24. The Heisenberg uncertainty principle states that it is fundamentally impossible to
know precisely both the velocity and position of a particle at the same time.
25. Schodinger, an Australian physicist created a model where electrons are treated as
waves called the wave mechanical model of the atom or the quantum mechanical
model of the atom. As a result instead of the circular orbits a 3-D region around
the cloud was called the atomic orbital. An atomic orbital is the region around the
nucleus of an atom where an electron is likely to be found
26. The cloud is most dense where the probability of finding the electron is higher
and that is called the electron density
27. The principal quantum number “n” indicates the relative size and energy of
atomic orbitals. As n increases the orbital becomes larger. According to Bohr
there 7 energy levels (shells).
28. Principal energy levels contain energy sublevels named s, p, d, f; each sublevel
have different shapes. S orbitals have a spherical shape, p orbitals have a
dumbbell shape and d, or f orbitals have different shapes and orientations.
Section 5.3 Electron Configuration
29. Electron spin: electrons have particular energies and they spin on their own axis.
The spin can be clockwise or counter clock wise. The spin of the electron creates
a magnetic field.
30. In 1925 Wolfgang Pauli stated the importance of the electron spin in determining
how electrons are arranged. Pauli Exclusion Principle stated that a maximum of
two electrons may occupy a single atomic orbital.
31. Hund’s rule states that negatively charged electrons repel each other, so electrons
with the same spin must occupy each equal-energy orbital before electrons with
opposite spin occupy the same orbital (page 157)
Example: 1s1
2s2
32. Orbital diagrams
Orbitals can be represented by boxes, each box is labeled with the principal
quantum number n= 1, 2, etc.
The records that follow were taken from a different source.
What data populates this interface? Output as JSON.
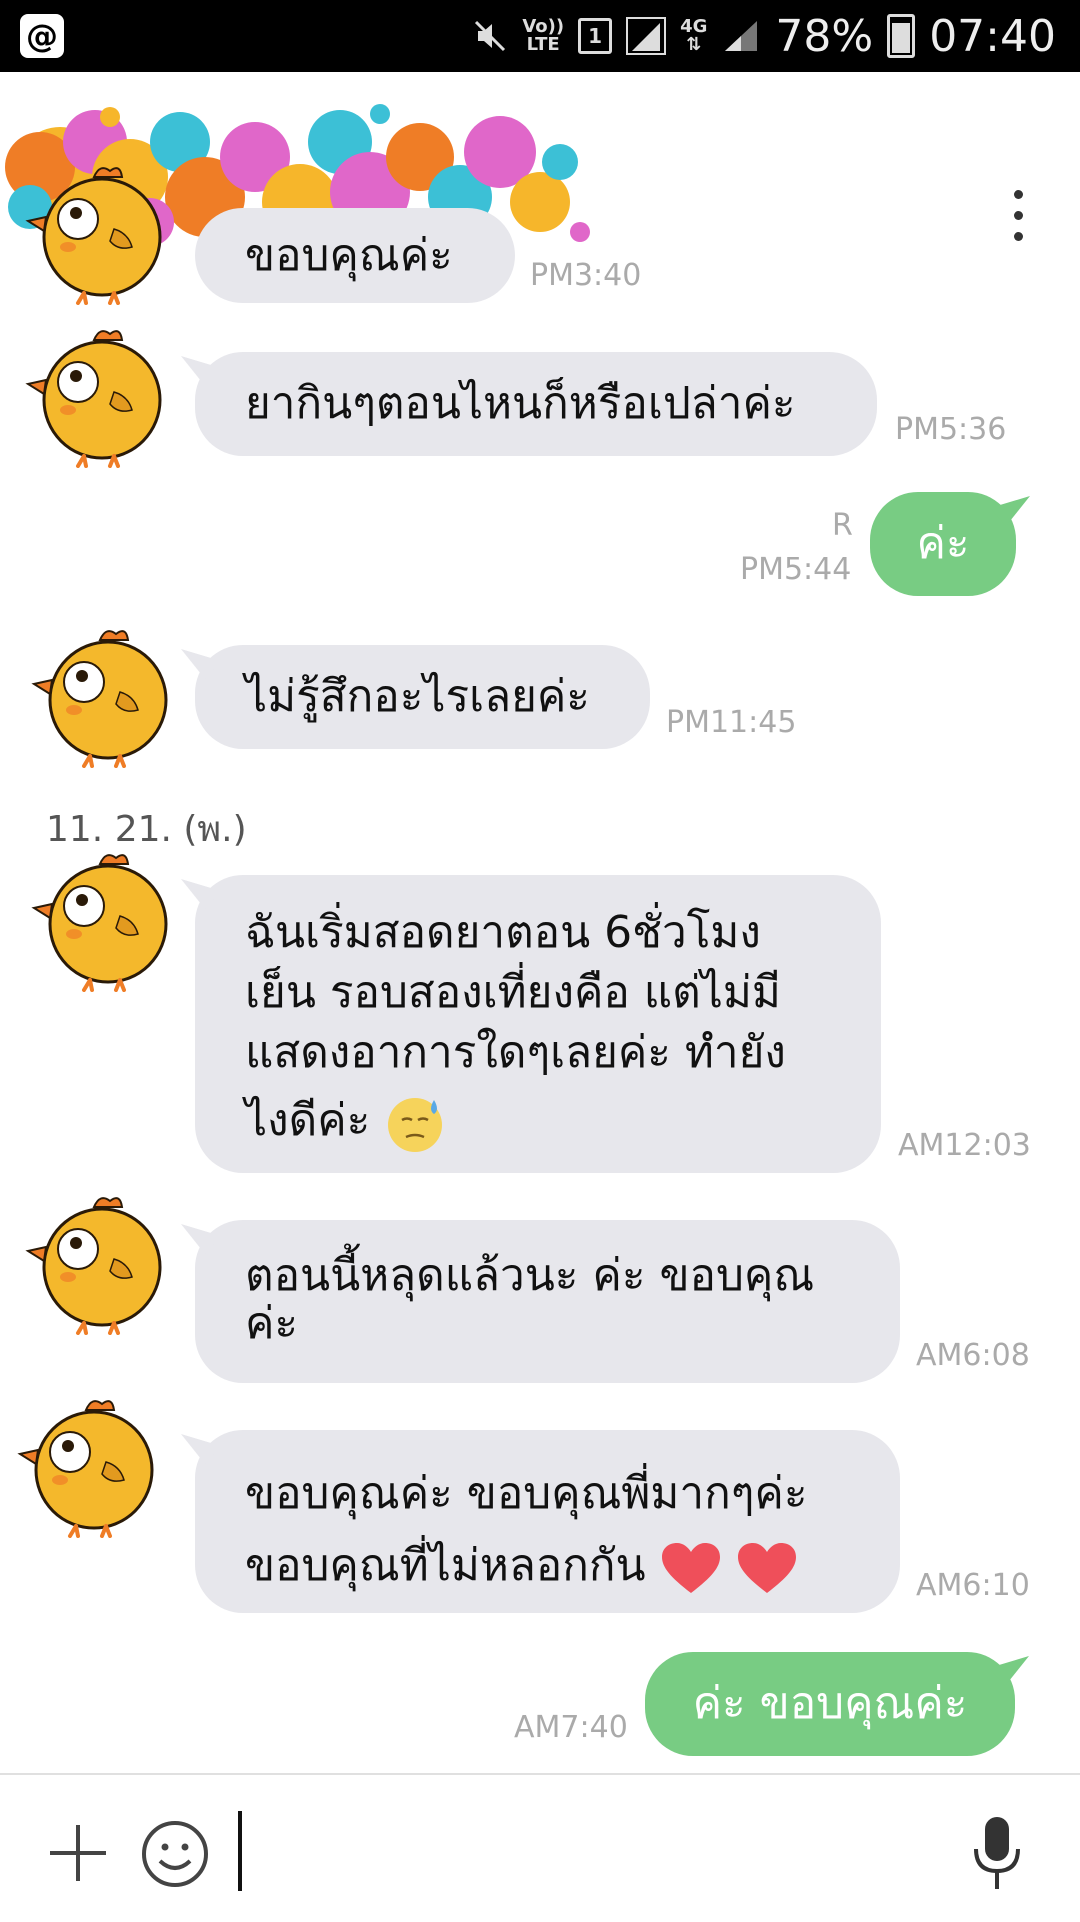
{
  "status_bar": {
    "app_icon": "@",
    "volte_top": "Vo))",
    "volte_bottom": "LTE",
    "sim_slot": "1",
    "network": "4G",
    "battery": "78%",
    "time": "07:40"
  },
  "icons": {
    "menu": "more-vert-icon",
    "plus": "plus-icon",
    "emoji": "smile-icon",
    "mic": "mic-icon"
  },
  "messages": [
    {
      "sender": "them",
      "text": "ขอบคุณค่ะ",
      "time": "PM3:40"
    },
    {
      "sender": "them",
      "text": "ยากินๆตอนไหนก็หรือเปล่าค่ะ",
      "time": "PM5:36"
    },
    {
      "sender": "me",
      "text": "ค่ะ",
      "time": "PM5:44",
      "read": "R"
    },
    {
      "sender": "them",
      "text": "ไม่รู้สึกอะไรเลยค่ะ",
      "time": "PM11:45"
    },
    {
      "sender": "them",
      "text_lines": [
        "ฉันเริ่มสอดยาตอน 6ชั่วโมง",
        "เย็น รอบสองเที่ยงคือ แต่ไม่มี",
        "แสดงอาการใดๆเลยค่ะ ทำยัง",
        "ไงดีค่ะ"
      ],
      "time": "AM12:03"
    },
    {
      "sender": "them",
      "text_lines": [
        "ตอนนี้หลุดแล้วนะ ค่ะ ขอบคุณ",
        "ค่ะ"
      ],
      "time": "AM6:08"
    },
    {
      "sender": "them",
      "text_lines": [
        "ขอบคุณค่ะ ขอบคุณพี่มากๆค่ะ",
        "ขอบคุณที่ไม่หลอกกัน"
      ],
      "time": "AM6:10"
    },
    {
      "sender": "me",
      "text": "ค่ะ ขอบคุณค่ะ",
      "time": "AM7:40"
    }
  ],
  "date_separator": "11. 21. (พ.)",
  "input": {
    "value": "",
    "placeholder": ""
  },
  "colors": {
    "bubble_incoming": "#e7e7ec",
    "bubble_outgoing": "#78cc83",
    "timestamp": "#aaaaaa"
  }
}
Each box should have the sublevels particular to each
energy level s, p, d, f, these boxes are to be filled with arrows up an down
representing the electrons found in each level (p. 158).
33. Electron configuration notation is a shorthand method for describing electron
arrangement using the Aufbau principle. The Aufbau principle states that each
electron occupies the lowest energy orbital available
34. Noble-gas notation is a form of representing electron configurations of noble
gases using bracketed symbols (p. 159).